Individu memiliki hak mutlak untuk mengatur hidupnya sendiri, termasuk hak atas tubuh, pikiran, dan tindakannya. Hak-hak ini tidak boleh dilanggar oleh pihak lain, termasuk negara.

2. Peran Minimal Negara

Libertarianisme percaya bahwa peran negara harus dibatasi pada fungsi-fungsi esensial, seperti melindungi hak individu, menjaga keamanan, dan menegakkan hukum. Campur tangan negara dalam kehidupan pribadi dan ekonomi dianggap sebagai ancaman terhadap kebebasan.

3. Pasar Bebas

Pasar bebas dipandang sebagai mekanisme yang paling efisien untuk distribusi sumber daya. Libertarianisme menolak intervensi negara dalam ekonomi, seperti regulasi berlebihan atau subsidi, karena dianggap merugikan kompetisi dan inovasi.

4. Hak Kepemilikan

Hak atas kepemilikan pribadi adalah inti dari kebebasan individu. Libertarianisme menekankan bahwa individu memiliki hak penuh atas apa yang mereka hasilkan atau peroleh secara sah.

5. Tanggung Jawab Individu

Kebebasan harus diimbangi dengan tanggung jawab. Libertarianisme mendorong individu untuk bertanggung jawab atas tindakan dan keputusan mereka sendiri, termasuk menghadapi konsekuensi dari pilihan tersebut.

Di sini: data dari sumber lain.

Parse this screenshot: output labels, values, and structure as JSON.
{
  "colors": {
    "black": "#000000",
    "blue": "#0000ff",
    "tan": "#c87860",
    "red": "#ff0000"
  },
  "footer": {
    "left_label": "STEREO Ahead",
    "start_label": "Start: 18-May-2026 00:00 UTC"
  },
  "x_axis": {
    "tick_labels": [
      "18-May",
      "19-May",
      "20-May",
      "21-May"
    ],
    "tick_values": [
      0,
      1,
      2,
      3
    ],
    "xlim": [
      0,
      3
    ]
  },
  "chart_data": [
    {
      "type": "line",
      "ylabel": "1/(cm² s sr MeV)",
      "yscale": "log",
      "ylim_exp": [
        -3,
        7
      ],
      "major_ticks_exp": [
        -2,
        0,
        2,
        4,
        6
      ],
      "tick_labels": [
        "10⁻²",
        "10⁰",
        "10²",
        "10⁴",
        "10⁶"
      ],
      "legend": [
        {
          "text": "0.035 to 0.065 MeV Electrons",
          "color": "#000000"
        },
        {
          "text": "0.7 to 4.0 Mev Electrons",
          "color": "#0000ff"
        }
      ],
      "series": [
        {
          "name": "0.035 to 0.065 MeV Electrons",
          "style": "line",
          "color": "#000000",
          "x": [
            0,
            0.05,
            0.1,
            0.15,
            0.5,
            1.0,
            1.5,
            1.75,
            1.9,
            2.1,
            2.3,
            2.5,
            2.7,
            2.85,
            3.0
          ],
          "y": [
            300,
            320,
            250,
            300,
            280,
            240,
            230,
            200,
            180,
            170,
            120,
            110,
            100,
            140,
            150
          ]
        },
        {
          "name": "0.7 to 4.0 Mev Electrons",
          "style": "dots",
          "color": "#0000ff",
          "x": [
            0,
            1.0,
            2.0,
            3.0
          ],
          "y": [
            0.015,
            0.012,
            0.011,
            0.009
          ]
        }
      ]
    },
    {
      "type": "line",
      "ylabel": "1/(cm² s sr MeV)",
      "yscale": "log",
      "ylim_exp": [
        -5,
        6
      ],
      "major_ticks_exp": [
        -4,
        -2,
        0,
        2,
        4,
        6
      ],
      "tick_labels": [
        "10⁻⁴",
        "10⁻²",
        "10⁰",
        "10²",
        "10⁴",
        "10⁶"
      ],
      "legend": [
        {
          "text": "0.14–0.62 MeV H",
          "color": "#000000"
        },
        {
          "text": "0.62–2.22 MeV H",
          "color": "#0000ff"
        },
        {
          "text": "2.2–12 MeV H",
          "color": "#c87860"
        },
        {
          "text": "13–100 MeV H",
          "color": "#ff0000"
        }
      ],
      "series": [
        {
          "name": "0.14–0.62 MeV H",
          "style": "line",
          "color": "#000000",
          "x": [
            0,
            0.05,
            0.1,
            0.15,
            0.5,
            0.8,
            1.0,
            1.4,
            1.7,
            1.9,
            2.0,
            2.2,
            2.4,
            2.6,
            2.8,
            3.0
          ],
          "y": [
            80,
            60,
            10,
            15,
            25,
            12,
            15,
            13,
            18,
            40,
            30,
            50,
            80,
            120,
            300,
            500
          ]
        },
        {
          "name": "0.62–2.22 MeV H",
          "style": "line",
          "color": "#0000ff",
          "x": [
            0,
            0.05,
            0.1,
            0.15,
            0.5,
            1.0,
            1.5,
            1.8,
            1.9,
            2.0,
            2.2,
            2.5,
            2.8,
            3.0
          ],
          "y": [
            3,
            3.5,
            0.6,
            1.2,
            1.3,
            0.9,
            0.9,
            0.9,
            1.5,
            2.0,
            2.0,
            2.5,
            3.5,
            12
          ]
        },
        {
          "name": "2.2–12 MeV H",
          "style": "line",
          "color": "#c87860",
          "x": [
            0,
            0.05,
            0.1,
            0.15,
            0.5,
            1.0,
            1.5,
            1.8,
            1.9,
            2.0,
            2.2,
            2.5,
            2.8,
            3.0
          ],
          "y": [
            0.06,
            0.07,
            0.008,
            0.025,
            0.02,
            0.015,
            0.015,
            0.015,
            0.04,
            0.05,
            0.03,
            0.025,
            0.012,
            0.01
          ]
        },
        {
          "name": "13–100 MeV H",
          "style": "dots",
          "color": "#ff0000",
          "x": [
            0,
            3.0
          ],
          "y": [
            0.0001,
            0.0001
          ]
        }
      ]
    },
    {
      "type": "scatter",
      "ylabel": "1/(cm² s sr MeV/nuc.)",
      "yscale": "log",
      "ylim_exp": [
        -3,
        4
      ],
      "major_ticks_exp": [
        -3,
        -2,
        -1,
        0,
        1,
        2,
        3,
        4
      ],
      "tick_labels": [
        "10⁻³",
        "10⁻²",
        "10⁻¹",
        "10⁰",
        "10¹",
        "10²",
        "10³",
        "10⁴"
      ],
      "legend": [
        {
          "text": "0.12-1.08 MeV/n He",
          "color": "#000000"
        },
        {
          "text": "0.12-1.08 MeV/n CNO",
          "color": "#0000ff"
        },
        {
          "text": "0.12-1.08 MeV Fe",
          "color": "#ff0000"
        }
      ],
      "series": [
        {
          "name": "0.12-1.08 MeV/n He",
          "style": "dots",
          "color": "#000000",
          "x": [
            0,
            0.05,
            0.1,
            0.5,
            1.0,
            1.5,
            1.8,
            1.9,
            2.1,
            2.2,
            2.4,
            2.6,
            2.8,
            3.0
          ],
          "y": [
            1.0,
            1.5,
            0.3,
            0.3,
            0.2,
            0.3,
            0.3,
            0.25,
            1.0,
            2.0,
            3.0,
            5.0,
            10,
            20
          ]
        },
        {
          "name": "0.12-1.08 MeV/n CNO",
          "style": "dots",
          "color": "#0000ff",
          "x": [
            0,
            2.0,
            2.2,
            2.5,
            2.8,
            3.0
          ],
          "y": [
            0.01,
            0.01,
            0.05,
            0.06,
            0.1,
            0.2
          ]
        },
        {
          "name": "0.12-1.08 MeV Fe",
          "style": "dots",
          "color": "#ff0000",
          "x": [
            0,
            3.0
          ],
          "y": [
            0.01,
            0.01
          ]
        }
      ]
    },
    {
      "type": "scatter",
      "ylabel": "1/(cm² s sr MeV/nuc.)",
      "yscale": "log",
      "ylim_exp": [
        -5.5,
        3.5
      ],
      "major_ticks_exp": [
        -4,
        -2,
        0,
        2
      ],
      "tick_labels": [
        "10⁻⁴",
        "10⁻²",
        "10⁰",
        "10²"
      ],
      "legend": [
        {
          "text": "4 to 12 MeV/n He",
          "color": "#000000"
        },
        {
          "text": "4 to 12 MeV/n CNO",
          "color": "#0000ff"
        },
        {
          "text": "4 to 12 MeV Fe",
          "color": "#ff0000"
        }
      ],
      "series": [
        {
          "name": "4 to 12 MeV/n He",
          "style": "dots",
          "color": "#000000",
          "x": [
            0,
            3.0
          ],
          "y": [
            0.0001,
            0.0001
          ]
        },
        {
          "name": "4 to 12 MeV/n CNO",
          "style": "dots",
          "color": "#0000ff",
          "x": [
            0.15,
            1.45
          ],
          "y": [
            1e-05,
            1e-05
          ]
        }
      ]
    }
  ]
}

Libertarianisme dalam Praktik Politik

1. Sistem Pemerintahan

Libertarianisme mendukung bentuk pemerintahan yang terbatas. Pemerintah seharusnya tidak mengatur perilaku individu atau mengendalikan ekonomi secara berlebihan. Fungsi utama negara adalah menjaga hukum dan ketertiban, mempertahankan keamanan nasional, dan menegakkan kontrak.

2. Kebijakan Ekonomi

Libertarianisme mendukung kapitalisme pasar bebas, di mana individu dan perusahaan memiliki kebebasan untuk bersaing tanpa campur tangan pemerintah. Pajak yang rendah, penghapusan regulasi yang tidak perlu, dan perlindungan hak properti adalah inti dari kebijakan ekonomi libertarian.

3. Hak Sipil

Libertarianisme mempromosikan hak-hak sipil, termasuk kebebasan berbicara, kebebasan beragama, dan hak untuk memiliki senjata. Kebijakan yang membatasi kebebasan individu, seperti pengawasan massal atau hukum sensor, dianggap bertentangan dengan nilai-nilai libertarian.

4. Kebijakan Sosial

Libertarianisme cenderung mendukung liberalisasi dalam kebijakan sosial, seperti legalisasi narkoba, pernikahan sesama jenis, dan hak aborsi. Dalam pandangan libertarian, pemerintah tidak berhak campur tangan dalam keputusan pribadi individu.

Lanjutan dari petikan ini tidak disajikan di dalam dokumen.